Computing Reviews

Fast and scalable approximate spectral matching for higher order graph matching
Park S., Park S., Hebert M. IEEE Transactions on Pattern Analysis and Machine Intelligence36(3):479-492,2014.Type:Article
Date Reviewed: 04/14/14

Matching visual objects computationally has many practical applications. Observational instruments placed in various positions related to the same physical object usually produce very different images; thus, accurately matching these images computationally can be challenge. Therefore, image matching has been an active research topic in the field of machine intelligence.

To improve accuracy, researchers have developed higher-order computational approaches to study the relationship of featured edges (second-order) and beyond.

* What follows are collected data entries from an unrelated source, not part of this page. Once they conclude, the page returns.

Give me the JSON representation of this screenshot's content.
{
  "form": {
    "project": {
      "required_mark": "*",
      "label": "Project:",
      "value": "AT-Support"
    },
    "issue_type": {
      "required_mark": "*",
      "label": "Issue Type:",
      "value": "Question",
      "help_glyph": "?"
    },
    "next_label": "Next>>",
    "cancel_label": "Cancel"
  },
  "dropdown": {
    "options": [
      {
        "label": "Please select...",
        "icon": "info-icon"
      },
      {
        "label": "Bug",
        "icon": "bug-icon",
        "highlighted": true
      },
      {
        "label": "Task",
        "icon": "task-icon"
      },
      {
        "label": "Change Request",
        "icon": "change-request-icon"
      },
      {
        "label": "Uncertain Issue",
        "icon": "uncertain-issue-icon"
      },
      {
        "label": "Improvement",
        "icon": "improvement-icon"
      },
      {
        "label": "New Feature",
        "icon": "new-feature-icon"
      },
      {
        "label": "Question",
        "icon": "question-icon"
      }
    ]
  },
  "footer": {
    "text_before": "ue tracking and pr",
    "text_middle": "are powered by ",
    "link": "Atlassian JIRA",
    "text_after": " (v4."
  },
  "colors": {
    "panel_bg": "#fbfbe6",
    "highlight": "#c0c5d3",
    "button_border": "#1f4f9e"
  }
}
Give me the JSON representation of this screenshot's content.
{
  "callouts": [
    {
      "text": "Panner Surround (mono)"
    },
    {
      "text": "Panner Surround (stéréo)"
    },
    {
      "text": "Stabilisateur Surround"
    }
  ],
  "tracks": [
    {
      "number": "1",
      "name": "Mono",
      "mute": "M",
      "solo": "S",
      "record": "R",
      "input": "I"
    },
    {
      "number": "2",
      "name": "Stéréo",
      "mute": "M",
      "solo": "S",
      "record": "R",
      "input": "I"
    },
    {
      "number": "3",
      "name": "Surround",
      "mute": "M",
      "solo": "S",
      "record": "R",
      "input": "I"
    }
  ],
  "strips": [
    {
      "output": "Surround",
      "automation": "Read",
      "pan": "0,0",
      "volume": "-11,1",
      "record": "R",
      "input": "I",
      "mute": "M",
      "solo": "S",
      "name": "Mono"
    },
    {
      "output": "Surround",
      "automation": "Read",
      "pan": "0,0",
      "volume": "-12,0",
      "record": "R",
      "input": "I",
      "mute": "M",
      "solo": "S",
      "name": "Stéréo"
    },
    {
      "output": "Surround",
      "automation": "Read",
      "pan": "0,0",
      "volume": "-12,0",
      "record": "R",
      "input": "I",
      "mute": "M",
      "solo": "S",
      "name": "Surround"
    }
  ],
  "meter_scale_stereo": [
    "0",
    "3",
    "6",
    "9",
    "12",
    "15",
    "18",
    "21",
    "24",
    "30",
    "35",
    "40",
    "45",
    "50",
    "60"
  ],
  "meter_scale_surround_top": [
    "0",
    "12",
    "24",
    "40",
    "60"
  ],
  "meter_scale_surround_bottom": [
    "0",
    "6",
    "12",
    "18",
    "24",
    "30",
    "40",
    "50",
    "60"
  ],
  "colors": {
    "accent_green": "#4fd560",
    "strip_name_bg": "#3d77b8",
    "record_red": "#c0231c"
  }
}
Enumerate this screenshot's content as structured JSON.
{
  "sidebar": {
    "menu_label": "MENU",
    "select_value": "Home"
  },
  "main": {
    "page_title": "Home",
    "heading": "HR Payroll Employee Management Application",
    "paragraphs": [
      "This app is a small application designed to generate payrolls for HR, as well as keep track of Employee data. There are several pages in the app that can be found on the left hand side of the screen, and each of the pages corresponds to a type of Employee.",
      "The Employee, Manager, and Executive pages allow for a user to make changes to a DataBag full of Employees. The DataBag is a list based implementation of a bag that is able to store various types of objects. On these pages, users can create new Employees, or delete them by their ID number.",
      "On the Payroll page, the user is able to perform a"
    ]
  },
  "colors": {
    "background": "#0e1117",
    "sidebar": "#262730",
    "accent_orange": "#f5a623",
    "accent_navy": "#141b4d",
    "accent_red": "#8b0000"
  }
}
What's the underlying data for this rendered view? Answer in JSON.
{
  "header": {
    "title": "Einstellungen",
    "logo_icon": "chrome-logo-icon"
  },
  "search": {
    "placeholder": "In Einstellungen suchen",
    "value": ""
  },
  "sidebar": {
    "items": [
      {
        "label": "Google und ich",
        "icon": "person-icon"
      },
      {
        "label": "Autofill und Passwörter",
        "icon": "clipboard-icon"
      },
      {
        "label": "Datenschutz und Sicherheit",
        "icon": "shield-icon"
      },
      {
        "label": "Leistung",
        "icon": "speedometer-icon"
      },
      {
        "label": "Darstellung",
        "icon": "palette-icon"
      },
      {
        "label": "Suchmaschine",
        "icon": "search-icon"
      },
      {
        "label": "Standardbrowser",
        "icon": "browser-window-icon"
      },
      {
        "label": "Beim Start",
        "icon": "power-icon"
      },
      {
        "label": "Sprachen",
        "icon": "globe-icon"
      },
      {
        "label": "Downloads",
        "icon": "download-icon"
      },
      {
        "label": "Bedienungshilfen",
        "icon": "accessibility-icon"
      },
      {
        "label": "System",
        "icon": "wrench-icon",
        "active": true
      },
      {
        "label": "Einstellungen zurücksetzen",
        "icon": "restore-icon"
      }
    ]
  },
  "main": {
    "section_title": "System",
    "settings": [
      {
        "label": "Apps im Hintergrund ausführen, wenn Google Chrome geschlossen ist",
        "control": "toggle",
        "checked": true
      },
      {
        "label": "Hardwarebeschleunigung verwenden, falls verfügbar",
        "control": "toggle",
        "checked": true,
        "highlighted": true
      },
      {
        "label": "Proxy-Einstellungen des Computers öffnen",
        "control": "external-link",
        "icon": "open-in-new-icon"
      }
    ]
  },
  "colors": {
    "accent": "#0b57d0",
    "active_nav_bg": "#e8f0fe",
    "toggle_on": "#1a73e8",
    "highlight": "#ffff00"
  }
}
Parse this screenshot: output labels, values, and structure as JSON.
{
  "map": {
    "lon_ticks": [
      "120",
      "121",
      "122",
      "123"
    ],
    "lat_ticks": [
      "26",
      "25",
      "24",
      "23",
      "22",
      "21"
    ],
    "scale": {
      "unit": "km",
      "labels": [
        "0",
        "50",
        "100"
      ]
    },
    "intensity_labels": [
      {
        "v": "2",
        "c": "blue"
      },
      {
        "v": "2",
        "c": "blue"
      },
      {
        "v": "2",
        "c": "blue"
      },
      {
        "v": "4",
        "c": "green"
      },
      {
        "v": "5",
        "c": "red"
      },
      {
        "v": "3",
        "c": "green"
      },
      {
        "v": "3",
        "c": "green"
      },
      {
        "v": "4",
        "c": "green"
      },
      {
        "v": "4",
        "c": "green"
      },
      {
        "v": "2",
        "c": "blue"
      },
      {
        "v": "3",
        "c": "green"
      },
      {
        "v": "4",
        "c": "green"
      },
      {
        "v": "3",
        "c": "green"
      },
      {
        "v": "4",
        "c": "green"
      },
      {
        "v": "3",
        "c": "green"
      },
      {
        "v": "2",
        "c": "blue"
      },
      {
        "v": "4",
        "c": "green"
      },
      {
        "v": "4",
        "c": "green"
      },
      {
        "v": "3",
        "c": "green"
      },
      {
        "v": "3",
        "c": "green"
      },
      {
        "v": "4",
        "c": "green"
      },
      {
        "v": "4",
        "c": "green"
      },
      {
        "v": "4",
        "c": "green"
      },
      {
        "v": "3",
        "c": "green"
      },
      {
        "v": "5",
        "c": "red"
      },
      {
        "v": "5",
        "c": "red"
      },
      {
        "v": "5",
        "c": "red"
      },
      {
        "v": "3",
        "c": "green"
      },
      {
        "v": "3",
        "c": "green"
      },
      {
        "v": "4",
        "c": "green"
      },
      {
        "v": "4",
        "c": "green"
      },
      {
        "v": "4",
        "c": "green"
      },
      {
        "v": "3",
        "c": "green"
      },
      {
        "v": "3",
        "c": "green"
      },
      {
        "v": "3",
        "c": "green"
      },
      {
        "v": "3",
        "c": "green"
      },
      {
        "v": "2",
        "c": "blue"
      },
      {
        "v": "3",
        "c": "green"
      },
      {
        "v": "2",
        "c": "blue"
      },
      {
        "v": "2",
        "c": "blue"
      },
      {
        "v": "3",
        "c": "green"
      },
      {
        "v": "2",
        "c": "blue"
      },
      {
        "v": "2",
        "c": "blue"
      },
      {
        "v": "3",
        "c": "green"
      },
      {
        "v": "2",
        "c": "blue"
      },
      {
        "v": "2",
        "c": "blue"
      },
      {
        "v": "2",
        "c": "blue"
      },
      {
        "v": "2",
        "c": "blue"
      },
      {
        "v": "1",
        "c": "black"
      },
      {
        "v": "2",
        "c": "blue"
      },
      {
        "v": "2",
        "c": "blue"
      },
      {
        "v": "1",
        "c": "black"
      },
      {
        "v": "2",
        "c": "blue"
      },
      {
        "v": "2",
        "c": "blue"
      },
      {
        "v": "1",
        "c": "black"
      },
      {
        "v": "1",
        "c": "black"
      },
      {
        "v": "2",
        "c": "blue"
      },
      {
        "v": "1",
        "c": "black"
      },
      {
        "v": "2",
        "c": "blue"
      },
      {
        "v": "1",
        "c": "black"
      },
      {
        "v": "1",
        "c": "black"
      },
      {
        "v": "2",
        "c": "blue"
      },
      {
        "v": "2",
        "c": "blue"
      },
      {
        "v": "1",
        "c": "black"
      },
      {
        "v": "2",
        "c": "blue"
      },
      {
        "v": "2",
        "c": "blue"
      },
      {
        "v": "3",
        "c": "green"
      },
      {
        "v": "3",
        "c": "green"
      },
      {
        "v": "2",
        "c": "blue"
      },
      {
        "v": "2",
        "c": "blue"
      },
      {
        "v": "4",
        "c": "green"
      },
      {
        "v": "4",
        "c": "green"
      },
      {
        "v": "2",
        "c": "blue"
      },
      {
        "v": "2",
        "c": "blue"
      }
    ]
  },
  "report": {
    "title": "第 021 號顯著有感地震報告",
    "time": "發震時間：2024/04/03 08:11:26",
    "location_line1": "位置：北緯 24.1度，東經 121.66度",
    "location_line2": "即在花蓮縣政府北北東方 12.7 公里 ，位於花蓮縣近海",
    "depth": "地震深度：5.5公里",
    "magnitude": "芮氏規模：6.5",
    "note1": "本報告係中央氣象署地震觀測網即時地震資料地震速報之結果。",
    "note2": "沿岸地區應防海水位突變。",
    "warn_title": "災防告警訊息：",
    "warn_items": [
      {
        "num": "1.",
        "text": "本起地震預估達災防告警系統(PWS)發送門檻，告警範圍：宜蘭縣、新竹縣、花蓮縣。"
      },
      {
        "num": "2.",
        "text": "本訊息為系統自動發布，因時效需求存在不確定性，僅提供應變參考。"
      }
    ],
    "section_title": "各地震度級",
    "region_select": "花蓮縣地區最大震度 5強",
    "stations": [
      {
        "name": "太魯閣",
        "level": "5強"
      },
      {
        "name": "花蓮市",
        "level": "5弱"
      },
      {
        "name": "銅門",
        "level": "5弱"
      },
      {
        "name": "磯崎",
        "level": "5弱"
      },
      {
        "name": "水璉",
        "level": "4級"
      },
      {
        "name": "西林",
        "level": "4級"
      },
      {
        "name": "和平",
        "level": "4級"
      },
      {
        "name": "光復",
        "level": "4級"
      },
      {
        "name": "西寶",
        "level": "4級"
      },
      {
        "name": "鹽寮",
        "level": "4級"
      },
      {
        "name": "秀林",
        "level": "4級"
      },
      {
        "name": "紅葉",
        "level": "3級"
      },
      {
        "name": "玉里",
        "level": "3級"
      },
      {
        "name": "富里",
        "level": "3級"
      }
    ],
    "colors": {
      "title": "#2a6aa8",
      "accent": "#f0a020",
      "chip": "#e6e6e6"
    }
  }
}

While higher-order matching methods increase accuracy as expected, significantly increased computational costs often negatively impact their practicality.

By approximating the affinity tensor between feature points with the linear combination of the Kronecker product between bases and index tensors, the authors of this paper present efficient algorithms that require much less memory than previous methods, and they effectively find the principal eigenvector of the approximated affinity tensor. In their extensive experiments on synthetic points and real images, they demonstrate remarkable improvements on both accuracy and efficiency. Datasets used in the experiments include the Carnegie Mellon University house dataset, natural images from the Oxford visual geometry group database, and others reported in reputable publications.

People working on graph matching will definitely benefit from reading this paper. However, it may also be worthwhile to others: for example, those working in data mining, knowledge processing, and machine learning. I enjoyed reading it and was inspired by the authors’ ideas, even though matching images is not my research specialty. Efficient and scalable data representation and processing are among the fundamentals in computing.